Newsrooms tackle major change

The news business is going through a scary time and it’s unclear how that is going to end.

The problem seems essentially that online gabfest sources and changing public interests have caused a switch from local media sources with reliable reporting and editing to unfocused entertainment outlets with no overriding drive for accountability. That was perhaps inevitable when the Internet arrived and the nation’s communications systems began to change, especially the way it advertises. But those consequences could prove to be a destructive force in a democracy like America.

Alaska has so far escaped the worst consequences of the changing news business but the problem has already cost the nation thousands of newsroom jobs — and with those jobs we are losing the ability to generate public understanding of important issues and to hold government accountable.

Writer Margaret Sullivan noted in a Washington Post column last week that employment in newspaper newsrooms declined by 45 percent over the last 10 years. And when that tally started in 2008, newsroom numbers were already down drastically from their peak in the early 1990s.

I got my start in a newspaper newsroom in 1960 and came to Alaska in 1967 to work for The Anchorage Times, a newspaper that once dominated the Alaska news scene but these days is no more. In Anchorage and the Mat-Su area we still have a number of newspapers and broadcast outlets that are doing a fine job of covering the news. We need to keep and encourage them

The problem is scariest on the national scene where publishers are halving staffs at organizations like The New York Daily News. We can only hope the problem doesn’t reach into hinterlands like ours — and we can support the news organizations we have with the resources we have, either by placing advertising or buying their advertisers’ products and services.

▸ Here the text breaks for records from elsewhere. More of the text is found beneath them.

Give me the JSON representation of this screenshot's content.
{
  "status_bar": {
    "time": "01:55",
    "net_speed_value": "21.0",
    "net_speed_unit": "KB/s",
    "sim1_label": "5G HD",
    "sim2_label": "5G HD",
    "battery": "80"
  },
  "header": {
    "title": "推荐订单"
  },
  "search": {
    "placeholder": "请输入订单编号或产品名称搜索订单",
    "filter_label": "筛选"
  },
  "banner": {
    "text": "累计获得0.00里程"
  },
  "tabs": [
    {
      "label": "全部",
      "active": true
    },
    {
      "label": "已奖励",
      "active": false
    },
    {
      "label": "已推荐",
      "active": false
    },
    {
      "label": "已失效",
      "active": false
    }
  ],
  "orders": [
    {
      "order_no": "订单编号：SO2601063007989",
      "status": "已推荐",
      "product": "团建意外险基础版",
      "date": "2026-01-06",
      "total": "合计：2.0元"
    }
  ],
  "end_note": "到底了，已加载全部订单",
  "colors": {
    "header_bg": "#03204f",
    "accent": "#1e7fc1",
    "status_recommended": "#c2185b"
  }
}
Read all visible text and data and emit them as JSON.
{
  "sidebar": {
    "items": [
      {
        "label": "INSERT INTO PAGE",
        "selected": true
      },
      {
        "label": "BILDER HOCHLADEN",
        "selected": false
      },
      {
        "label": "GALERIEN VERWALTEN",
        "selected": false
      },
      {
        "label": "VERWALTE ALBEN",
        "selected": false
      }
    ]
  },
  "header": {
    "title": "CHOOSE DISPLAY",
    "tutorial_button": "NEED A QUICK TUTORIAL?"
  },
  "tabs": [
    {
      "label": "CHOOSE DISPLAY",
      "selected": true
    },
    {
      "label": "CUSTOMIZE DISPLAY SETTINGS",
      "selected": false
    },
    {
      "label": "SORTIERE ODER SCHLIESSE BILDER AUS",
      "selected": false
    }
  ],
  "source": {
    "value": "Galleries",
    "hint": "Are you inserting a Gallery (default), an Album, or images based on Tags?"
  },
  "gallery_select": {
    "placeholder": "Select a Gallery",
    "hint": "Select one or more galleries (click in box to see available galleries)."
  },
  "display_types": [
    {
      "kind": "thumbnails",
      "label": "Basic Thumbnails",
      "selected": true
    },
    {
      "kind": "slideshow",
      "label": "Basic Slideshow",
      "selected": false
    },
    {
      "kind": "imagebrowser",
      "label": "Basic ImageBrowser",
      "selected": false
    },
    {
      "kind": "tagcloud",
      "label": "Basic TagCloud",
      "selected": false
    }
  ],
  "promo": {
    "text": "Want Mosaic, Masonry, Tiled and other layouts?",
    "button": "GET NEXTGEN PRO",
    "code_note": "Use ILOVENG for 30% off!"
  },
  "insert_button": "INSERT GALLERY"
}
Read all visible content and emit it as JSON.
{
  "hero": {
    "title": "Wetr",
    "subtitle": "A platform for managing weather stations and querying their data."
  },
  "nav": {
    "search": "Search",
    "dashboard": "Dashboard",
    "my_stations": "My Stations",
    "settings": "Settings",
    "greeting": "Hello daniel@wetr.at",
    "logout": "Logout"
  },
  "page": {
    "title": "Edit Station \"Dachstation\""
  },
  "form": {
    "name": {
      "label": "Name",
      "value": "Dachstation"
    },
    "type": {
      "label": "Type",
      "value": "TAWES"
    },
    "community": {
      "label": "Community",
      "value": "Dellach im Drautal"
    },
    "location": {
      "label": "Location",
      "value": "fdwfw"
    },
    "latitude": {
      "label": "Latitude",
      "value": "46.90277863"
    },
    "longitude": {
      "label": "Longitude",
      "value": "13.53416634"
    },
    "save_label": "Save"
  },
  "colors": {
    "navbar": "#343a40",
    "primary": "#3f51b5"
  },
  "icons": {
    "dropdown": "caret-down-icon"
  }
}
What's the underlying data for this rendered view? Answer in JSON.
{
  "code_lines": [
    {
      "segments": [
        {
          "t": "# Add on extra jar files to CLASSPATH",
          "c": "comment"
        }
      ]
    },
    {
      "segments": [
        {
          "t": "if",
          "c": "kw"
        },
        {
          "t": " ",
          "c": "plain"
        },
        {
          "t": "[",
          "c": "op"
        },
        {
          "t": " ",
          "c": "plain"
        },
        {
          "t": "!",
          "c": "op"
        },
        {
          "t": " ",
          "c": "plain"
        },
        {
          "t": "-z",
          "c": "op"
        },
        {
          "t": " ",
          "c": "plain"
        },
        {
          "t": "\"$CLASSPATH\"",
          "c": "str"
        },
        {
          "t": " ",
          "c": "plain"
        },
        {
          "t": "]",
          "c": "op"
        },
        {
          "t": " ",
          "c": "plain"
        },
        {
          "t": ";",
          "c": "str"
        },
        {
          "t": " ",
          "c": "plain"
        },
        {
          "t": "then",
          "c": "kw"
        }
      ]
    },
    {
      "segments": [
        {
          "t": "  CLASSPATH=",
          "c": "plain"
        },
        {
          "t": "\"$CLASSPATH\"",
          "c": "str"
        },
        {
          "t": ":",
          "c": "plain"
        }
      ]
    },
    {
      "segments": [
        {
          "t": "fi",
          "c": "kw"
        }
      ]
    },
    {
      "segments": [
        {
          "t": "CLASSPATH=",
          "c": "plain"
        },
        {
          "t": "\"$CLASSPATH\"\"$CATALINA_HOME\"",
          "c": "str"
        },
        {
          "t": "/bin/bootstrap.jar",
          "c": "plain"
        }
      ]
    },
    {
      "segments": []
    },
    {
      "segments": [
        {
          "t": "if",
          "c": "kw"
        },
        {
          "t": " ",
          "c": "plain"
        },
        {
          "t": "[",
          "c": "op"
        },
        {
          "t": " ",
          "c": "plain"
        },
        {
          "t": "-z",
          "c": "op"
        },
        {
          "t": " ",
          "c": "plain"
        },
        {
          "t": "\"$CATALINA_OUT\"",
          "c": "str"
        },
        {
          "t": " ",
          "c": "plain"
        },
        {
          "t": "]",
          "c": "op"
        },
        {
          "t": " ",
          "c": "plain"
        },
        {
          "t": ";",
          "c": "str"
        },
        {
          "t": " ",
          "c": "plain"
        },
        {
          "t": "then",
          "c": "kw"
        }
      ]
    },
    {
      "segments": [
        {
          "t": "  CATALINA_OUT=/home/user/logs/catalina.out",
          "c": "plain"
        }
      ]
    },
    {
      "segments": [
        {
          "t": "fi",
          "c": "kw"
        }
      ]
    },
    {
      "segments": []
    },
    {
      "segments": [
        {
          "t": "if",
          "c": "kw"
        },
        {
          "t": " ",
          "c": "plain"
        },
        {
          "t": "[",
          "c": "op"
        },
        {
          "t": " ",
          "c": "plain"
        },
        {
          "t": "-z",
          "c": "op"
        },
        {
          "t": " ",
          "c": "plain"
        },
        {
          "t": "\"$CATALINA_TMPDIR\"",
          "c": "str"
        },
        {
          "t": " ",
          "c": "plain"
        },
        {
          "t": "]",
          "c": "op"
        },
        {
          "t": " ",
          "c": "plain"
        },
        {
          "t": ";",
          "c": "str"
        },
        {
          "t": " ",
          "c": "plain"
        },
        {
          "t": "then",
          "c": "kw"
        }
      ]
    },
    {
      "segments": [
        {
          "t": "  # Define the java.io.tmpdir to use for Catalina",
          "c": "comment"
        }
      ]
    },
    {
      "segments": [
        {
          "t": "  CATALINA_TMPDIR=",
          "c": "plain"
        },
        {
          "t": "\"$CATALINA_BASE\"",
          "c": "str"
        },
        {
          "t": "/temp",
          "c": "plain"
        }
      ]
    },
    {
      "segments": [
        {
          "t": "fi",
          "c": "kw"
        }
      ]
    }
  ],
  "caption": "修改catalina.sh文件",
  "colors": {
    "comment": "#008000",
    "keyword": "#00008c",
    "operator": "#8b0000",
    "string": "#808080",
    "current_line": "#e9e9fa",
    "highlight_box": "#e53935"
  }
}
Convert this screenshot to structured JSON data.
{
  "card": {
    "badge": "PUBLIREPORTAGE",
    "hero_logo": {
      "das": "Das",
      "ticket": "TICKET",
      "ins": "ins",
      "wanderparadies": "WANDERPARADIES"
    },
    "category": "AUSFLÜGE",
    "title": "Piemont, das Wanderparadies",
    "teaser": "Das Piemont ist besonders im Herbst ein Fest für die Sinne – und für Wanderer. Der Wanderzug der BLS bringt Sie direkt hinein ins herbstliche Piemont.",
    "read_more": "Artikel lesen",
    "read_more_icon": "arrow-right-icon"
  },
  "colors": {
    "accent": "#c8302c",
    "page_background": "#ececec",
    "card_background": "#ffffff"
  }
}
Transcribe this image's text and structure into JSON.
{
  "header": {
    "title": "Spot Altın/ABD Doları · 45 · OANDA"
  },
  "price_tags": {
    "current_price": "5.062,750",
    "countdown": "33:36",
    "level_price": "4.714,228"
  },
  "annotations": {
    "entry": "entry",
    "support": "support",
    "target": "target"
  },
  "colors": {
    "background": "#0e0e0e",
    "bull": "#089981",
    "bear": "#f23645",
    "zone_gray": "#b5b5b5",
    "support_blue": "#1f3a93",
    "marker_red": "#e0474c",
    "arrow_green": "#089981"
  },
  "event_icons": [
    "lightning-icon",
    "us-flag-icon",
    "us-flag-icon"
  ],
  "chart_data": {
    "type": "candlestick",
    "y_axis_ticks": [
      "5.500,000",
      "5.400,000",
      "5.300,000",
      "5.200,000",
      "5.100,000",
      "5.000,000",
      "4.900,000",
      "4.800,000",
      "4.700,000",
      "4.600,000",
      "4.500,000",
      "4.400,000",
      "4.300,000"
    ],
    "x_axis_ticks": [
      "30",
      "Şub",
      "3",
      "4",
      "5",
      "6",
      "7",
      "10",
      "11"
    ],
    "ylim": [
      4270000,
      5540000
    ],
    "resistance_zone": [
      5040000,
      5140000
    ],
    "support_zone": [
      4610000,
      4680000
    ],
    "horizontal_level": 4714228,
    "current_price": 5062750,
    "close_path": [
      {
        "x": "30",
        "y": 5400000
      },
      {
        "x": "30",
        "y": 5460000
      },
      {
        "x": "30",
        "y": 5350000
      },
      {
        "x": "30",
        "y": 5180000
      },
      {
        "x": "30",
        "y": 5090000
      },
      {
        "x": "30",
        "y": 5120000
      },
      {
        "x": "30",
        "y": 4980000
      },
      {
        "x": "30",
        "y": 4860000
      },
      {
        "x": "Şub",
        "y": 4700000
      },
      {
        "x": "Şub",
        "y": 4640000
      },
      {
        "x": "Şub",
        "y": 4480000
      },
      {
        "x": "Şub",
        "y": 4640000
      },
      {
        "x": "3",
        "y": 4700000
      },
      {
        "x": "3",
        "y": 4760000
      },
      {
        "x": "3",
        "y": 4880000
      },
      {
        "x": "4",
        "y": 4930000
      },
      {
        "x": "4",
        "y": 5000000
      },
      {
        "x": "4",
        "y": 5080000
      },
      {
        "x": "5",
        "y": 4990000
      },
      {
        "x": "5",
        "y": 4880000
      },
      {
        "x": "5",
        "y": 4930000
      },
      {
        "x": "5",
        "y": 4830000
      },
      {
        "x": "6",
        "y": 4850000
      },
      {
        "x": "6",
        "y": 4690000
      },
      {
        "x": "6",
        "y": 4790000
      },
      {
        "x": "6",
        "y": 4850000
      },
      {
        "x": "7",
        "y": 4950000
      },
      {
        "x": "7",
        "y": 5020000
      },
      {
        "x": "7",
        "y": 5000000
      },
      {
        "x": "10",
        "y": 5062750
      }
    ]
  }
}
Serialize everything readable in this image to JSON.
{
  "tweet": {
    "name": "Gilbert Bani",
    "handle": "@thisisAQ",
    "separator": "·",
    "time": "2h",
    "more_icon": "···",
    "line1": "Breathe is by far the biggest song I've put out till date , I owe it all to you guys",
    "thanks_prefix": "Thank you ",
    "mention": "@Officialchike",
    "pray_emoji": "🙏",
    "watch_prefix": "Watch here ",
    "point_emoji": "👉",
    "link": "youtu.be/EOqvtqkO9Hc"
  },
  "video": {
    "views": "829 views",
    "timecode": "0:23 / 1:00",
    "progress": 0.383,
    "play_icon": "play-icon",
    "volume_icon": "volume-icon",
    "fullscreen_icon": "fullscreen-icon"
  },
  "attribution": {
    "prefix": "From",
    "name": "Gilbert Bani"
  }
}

This is not a small matter. In a nation like ours we are dependent on a well-informed electorate choosing leaders who will handle the public business thoughtfully and responsibly. And the electorate necessarily depends on reporters and editors to keep track of what public representatives are doing, and on their researching and explaining issues that can be difficult to understand without thoughtful digging, reporting and explaining by competent people with the resources to do the job.

On the local level we need to understand what role government is playing in problems like the current drug-fueled crime wave. Senate Bill 91 was intended to solve problems in that arena but seems to have fallen short and made the matter worse. It has established a catch-and-release system under which criminals are turned loose on the public time and time again. The intent was to reduce the load on law enforcement, the courts and our prison system and it has done that, but it has often done so by putting the public in jeopardy.

The good news in Alaska is that our regional and local news media have been making an unprecedented effort to use what resources they have to research issues and report on them in a way the public can use to make good decisions.

We can see positive signs of that trend both in their work and in the response Alaska’s news and community leaders gave to the recent visit to Anchorage and the Mat-Su by Walter Robinson, former leader of The Boston Globe’s Spotlight investigative journalism team and now a journalism teacher in Boston and Phoenix. Robby, as he is known, was greeted by large crowds who listened raptly as he described how good reporters can and do handle their jobs — and the difference they can make in their communities.

Robinson’s Spotlight team won a Pulitzer Prize for its reporting on the sexual abuse problem faced by the Catholic Church. The Spotlight team’s focus was on the problem in Massachusetts but its work has resulted in a worldwide response to a problem faced by the church in many countries, and in efforts to tackle the issue everywhere.

Good reporting and editing can make a huge difference in community life. It deserves support wherever it’s found. We have it here and we need to encourage the people and the organizations that are doing it.

Tom Brennan is an Anchorage columnist and author of five books. He was a reporter/columnist for The Anchorage Times and an editor and columnist at The Voice of The Times.